Catalana glowers at Ian, amusement behind it, "So. Not only did you insult my eyesight, you called my beloved ugly?!"

There's an unladylike snort at the dig at Graysons, and Evonleigh laughs at the description of the sunfish. "I'm sorry," she tells Aethan. "I don't want to strain your imagination and make it dream up aught else but naval strategies," she says, grinning at him. "Oh, look, no one has to throw Ian into the pool. A win-win situation for all," she says. "On that note, I am not prepared to swim, and do not fancy being thrown in the pool in a silk dress, so I think I shall head home." She leans to kiss Aethan's cheek lightly. "I'll accept an escort, unless you are planning to swim, too."

"Hah!" Wash exclaims his success. "Tactical supremacy is mine!" He hefts himself out of the pool. "Anyway, when the line snapped out of Ian's hands, it hove the ship around and she caught a rogue wave abeam.
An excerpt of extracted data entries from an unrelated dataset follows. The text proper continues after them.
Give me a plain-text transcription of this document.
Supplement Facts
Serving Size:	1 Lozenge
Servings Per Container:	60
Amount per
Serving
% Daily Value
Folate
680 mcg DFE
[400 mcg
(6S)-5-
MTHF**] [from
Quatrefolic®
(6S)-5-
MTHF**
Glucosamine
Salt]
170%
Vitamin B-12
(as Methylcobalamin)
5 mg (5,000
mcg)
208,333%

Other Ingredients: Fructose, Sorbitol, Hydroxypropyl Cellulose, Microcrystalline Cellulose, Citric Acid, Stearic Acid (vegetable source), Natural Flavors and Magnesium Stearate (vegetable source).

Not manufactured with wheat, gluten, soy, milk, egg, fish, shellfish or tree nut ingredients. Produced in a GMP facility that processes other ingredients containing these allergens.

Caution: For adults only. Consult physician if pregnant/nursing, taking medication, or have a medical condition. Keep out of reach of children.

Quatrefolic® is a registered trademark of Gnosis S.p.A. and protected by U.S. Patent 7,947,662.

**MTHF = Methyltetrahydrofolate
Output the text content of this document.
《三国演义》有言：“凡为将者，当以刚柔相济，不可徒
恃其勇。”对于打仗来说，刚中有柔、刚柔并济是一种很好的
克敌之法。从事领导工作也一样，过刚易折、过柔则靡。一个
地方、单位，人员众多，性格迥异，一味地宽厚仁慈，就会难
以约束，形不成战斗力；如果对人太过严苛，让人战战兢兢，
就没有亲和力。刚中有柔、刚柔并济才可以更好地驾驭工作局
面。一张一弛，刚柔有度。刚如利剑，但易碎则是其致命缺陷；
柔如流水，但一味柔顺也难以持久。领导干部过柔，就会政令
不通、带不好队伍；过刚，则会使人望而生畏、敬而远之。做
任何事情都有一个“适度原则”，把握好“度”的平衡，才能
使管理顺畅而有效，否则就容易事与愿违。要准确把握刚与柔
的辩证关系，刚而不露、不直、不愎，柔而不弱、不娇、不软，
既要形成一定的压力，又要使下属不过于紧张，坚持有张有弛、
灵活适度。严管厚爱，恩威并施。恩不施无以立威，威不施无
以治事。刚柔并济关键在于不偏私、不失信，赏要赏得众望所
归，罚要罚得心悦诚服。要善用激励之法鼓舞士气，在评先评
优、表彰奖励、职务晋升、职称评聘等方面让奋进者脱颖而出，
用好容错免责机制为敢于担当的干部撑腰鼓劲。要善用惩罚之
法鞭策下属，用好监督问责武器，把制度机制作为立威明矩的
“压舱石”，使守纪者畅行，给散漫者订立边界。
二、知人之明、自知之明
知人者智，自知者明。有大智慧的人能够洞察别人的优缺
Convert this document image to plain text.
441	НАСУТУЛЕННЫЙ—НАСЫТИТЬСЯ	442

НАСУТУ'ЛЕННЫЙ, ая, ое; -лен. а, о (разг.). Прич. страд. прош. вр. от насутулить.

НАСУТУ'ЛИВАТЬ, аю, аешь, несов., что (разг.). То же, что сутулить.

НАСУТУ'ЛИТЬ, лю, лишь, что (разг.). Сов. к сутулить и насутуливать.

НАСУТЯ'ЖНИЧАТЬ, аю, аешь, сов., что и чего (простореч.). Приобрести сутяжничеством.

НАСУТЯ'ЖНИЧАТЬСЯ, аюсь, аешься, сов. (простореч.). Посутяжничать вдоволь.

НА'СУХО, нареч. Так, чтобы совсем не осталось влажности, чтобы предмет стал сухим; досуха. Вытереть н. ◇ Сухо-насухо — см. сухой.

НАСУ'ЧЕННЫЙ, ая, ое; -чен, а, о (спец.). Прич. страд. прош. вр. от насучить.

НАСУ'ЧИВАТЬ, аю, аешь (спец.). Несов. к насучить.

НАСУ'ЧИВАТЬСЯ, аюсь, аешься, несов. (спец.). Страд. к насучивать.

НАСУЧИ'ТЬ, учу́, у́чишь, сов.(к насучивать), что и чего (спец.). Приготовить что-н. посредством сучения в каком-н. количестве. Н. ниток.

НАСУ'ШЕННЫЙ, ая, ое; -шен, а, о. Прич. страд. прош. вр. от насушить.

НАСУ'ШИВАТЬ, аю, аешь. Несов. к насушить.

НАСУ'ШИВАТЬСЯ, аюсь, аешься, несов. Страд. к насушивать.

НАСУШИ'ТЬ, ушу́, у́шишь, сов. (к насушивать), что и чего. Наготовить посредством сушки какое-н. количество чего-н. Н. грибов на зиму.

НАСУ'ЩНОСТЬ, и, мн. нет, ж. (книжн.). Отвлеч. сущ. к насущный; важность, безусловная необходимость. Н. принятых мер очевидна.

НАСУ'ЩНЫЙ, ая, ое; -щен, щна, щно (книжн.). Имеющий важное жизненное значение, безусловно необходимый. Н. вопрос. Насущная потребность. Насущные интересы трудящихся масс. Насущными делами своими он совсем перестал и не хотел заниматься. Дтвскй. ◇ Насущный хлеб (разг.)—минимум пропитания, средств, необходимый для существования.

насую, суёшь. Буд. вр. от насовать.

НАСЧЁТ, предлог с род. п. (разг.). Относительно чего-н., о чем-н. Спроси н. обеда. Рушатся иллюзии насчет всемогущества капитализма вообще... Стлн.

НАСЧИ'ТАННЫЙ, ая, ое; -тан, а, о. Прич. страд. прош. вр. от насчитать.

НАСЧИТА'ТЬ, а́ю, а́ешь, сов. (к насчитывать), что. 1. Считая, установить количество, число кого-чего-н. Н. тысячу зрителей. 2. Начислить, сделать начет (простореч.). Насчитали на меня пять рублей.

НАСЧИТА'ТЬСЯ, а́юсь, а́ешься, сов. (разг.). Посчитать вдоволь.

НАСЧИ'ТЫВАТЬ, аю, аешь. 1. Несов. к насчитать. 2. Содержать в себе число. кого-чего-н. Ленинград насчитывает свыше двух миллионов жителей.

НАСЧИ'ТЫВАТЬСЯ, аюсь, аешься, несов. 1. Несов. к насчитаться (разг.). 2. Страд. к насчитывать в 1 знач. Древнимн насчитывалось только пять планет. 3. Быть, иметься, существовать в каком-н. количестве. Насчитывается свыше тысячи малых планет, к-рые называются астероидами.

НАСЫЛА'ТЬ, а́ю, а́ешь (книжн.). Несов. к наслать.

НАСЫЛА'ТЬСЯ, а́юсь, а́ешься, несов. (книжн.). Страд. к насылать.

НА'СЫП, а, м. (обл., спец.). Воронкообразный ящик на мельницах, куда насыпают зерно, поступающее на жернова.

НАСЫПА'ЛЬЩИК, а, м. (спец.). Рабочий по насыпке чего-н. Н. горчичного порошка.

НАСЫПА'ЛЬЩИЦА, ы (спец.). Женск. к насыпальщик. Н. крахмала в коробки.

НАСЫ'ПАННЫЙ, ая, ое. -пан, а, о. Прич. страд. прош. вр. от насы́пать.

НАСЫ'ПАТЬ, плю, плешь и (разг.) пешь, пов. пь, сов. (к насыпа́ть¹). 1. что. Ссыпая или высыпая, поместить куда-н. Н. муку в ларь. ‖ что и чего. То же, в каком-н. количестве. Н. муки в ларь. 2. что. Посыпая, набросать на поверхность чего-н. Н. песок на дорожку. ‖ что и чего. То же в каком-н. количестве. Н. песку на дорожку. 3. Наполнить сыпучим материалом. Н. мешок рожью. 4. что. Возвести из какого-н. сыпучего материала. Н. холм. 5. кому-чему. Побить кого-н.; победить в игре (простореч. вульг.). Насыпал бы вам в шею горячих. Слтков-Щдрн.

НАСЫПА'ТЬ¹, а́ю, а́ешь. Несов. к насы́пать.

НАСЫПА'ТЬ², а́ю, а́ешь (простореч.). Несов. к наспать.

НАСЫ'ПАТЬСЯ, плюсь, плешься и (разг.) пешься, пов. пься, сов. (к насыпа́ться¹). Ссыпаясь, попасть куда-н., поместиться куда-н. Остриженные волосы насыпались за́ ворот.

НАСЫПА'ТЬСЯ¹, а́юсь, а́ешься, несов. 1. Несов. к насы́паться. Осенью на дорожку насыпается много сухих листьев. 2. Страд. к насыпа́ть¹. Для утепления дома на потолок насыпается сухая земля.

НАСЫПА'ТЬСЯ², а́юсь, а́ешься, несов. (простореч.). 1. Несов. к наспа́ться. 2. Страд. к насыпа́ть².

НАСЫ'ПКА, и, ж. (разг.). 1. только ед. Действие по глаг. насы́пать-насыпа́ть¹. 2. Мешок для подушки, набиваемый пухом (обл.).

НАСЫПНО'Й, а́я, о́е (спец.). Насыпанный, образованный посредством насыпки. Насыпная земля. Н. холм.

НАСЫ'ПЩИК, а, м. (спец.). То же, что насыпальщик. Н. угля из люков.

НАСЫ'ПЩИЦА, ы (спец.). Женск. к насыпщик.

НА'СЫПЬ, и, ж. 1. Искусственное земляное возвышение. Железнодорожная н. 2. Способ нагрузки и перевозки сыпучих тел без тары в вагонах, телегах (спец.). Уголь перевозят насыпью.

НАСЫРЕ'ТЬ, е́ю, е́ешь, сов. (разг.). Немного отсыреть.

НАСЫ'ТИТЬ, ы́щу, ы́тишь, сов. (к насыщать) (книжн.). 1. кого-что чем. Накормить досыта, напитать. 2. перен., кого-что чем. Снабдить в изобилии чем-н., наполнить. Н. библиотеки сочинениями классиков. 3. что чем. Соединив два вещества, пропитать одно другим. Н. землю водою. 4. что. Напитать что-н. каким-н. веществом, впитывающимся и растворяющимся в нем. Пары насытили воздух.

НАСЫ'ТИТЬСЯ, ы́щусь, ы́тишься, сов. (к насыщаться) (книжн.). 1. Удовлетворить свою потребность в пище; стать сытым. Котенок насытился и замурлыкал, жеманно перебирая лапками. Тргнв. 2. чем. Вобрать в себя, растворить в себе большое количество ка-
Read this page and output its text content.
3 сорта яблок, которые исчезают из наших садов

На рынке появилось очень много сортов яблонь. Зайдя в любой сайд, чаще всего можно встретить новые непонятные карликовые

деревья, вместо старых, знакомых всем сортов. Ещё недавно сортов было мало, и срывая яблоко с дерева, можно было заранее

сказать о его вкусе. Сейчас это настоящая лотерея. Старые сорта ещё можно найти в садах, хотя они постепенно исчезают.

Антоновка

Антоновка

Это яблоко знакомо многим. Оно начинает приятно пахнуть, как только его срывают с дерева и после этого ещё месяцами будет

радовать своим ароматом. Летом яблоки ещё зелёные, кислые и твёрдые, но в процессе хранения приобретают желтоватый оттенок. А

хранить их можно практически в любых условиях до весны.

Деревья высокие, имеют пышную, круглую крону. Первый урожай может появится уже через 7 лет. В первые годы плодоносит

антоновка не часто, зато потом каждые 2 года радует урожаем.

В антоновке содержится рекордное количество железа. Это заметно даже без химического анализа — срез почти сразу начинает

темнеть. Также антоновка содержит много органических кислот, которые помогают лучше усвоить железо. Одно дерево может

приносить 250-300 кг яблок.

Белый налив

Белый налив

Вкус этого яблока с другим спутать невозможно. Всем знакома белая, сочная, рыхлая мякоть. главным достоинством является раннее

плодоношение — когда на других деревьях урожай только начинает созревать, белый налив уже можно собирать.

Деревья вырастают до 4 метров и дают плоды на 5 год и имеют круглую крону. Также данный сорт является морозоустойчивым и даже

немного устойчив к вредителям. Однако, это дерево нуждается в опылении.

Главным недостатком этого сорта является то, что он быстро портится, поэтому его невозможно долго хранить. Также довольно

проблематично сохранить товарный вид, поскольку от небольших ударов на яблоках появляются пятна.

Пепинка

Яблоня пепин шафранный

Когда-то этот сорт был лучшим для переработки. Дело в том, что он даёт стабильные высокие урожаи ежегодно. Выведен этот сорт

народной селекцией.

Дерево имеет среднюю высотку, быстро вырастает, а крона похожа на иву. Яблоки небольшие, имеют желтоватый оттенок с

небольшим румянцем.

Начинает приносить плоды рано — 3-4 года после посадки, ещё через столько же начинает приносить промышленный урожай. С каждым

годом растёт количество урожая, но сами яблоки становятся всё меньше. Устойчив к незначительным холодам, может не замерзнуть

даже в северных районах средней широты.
We flipped right over. I got a cut on my foot and using the stars we reckoned our position to be south of the island. Right in what Porter told us the natives called 'the Sea of Knives'. I mean they do call it that, but mostly because they lost a lot of knives there diving for mussels. So many in fact that they often don't carry them down with them, just pick up one on the rock floor. But that wasn't what cut me, was it? Nooo. That's the most embarrassing part. He's getting in the water so I won't tell that part."

"Called it like I saw it." Ian levers himself to his feet, too distracted by Wash to notice all of the wonderful Aethan teasing moments he's missing. Aethan can thank Wash later.